With Boniface VIII began the decline of the papacy. He found it at the height of its power. He died leaving it humbled and in subjection to France. He sought to rule in the proud, dominating spirit of Gregory VII and Innocent III; but he was arrogant without being strong, bold without being sagacious, high-spirited without possessing the wisdom to discern the signs of the times. He has been called “an unfortunate reminiscence” of the great popes. The times had changed. Boniface made no allowance for the new spirit of nationality which had been developed during the crusading campaigns in the East, and which entered into conflict with the old theocratic ideal of Rome. France, now in possession of the remaining lands of the counts of Toulouse, was in no mood to listen to the dictation of the power across the Alps. Striving to maintain the fictitious theory of papal rights, and fighting against the spirit of the new age, Boniface lost the prestige the Apostolic See had enjoyed for two centuries, and died of mortification over the indignities heaped upon him by France.

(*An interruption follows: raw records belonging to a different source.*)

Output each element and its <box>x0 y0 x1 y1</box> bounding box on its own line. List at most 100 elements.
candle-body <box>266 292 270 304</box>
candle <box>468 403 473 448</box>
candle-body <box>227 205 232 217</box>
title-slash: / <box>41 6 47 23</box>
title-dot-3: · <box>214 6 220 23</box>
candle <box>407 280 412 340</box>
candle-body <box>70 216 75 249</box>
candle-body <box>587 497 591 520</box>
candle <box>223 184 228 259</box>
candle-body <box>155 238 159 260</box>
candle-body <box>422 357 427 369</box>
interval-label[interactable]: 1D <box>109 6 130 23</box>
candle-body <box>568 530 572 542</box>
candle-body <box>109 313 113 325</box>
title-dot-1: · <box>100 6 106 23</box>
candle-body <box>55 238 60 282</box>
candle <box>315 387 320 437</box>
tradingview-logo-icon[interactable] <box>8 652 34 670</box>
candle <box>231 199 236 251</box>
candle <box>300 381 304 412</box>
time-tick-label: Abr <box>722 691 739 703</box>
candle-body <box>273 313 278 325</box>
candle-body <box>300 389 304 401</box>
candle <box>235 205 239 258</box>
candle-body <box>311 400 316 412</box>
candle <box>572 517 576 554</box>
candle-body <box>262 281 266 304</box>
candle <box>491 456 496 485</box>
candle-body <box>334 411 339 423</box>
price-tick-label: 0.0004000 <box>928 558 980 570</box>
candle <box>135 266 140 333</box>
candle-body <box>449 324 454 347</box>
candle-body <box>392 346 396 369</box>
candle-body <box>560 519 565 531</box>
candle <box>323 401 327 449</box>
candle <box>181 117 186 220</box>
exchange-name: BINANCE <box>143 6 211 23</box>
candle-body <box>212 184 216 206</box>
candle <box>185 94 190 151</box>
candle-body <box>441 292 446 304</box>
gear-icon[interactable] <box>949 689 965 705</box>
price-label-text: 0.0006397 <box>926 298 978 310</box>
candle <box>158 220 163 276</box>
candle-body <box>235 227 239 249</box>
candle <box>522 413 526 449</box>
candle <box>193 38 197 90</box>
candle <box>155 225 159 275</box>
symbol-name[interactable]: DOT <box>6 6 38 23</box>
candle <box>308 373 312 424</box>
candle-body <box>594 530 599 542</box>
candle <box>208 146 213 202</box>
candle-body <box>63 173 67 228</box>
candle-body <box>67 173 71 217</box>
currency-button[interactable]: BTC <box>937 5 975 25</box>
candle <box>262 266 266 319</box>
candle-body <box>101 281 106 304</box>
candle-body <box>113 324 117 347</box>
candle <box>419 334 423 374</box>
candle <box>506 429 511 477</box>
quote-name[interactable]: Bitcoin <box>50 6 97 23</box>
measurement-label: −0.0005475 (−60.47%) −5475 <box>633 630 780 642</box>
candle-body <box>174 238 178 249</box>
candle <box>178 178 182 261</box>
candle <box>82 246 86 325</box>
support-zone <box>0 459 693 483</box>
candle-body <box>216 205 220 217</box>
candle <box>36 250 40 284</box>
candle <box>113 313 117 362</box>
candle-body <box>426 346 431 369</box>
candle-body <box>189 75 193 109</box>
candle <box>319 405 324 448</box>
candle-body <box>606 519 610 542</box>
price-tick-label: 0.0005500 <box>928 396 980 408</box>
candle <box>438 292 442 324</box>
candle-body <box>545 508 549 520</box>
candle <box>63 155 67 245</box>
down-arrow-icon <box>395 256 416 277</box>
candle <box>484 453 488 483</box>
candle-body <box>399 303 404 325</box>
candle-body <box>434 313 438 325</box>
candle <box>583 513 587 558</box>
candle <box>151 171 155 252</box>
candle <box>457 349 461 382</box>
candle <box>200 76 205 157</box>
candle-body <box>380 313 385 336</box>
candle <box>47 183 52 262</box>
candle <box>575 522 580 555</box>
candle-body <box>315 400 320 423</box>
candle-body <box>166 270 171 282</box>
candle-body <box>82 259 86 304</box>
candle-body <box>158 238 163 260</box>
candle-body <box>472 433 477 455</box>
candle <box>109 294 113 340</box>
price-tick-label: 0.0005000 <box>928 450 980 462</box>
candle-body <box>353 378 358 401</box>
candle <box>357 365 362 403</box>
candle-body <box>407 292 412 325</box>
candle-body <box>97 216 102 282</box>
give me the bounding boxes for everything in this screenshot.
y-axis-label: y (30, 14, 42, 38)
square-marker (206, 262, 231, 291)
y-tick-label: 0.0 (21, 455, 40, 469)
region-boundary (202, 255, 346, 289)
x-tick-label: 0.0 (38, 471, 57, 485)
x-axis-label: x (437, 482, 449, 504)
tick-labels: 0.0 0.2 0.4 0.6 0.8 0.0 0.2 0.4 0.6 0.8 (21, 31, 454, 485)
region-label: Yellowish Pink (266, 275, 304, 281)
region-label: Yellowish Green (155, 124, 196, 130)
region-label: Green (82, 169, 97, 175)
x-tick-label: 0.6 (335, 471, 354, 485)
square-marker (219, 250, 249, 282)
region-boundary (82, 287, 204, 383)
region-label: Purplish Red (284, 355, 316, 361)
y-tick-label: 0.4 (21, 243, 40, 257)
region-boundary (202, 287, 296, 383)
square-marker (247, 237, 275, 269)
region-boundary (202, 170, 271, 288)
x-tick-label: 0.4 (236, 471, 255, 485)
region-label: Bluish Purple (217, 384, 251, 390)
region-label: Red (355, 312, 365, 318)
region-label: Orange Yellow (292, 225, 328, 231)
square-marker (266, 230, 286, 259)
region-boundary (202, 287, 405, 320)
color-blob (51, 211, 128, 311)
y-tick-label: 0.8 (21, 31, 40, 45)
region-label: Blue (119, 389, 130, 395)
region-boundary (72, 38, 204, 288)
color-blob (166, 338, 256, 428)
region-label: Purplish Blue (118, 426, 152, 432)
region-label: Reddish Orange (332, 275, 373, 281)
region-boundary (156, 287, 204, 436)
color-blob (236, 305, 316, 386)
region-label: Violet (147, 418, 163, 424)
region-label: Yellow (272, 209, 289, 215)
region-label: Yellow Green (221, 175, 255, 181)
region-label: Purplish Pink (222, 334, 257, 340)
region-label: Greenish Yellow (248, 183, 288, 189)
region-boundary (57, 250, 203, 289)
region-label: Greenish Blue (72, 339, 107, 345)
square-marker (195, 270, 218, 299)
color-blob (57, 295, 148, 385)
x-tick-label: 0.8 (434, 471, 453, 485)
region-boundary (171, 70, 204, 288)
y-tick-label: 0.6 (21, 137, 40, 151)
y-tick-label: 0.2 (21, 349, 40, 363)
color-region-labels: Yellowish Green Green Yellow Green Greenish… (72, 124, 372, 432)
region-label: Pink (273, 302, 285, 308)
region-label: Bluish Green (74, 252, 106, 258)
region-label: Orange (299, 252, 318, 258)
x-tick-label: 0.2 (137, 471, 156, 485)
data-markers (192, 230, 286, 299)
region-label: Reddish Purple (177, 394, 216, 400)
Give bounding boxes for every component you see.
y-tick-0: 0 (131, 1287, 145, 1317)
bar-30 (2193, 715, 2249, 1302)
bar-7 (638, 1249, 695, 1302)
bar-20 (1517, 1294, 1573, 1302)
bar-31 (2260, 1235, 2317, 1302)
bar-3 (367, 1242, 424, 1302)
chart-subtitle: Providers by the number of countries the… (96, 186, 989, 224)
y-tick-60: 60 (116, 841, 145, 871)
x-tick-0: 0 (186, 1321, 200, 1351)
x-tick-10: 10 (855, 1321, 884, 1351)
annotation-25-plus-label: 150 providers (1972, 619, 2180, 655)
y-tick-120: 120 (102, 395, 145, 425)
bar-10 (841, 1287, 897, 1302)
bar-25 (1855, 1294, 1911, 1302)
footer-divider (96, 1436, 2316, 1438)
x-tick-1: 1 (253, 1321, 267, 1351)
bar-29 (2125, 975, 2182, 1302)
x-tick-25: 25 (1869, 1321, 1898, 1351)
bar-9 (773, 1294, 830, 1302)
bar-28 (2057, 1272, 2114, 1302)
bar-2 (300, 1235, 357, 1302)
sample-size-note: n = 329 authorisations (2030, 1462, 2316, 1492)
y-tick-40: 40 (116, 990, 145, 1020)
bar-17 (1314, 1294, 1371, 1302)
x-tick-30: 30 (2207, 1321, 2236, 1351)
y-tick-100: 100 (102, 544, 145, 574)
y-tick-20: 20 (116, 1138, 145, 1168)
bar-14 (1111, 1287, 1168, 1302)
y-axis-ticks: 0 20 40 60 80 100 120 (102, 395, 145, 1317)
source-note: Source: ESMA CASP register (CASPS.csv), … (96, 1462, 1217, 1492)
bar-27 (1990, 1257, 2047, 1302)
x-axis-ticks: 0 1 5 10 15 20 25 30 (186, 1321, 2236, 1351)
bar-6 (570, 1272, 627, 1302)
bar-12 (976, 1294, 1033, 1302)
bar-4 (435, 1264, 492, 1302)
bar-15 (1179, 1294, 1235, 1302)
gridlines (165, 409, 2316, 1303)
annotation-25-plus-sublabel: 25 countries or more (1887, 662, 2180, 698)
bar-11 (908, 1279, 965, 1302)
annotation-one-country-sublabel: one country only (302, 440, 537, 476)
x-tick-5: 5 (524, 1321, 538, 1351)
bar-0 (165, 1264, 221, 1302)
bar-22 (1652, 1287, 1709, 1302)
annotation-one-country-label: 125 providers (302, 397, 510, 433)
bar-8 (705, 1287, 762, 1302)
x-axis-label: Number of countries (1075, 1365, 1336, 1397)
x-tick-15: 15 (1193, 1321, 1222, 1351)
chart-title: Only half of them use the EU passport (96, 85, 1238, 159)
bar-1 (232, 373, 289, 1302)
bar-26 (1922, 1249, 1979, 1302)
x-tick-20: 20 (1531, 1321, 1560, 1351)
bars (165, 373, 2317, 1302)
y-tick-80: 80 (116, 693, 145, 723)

French enemies went so far as to charge Boniface with downright infidelity and the denial of the soul’s immortality. The charges were a slander, but they show the reduced confidence which the papal office inspired. Dante, who visited Rome during Boniface’s pontificate, bitterly pursues him in all parts of theDivina Commedia. He pronounced him “the prince of modern Pharisees,” a usurper “who turned the Vatican hill into a common sewer of corruption.” The poet assigned the pope a place with Nicholas III and Clement V among the simoniacs in “that most afflicted shade,” one of the lowest circles in hell. Its floor was perforated with holes into which the heads of these popes were thrust. “The soles of every one in flames were wrapt— . . . whose upper parts are thrust below, Fixt like a stake, most wretched soul . . . Quivering in air his tortured feet were seen.” Contemporaries comprehended Boniface’s reign in the description, “He came in like a fox, he reigned like a lion, and he died like a dog.”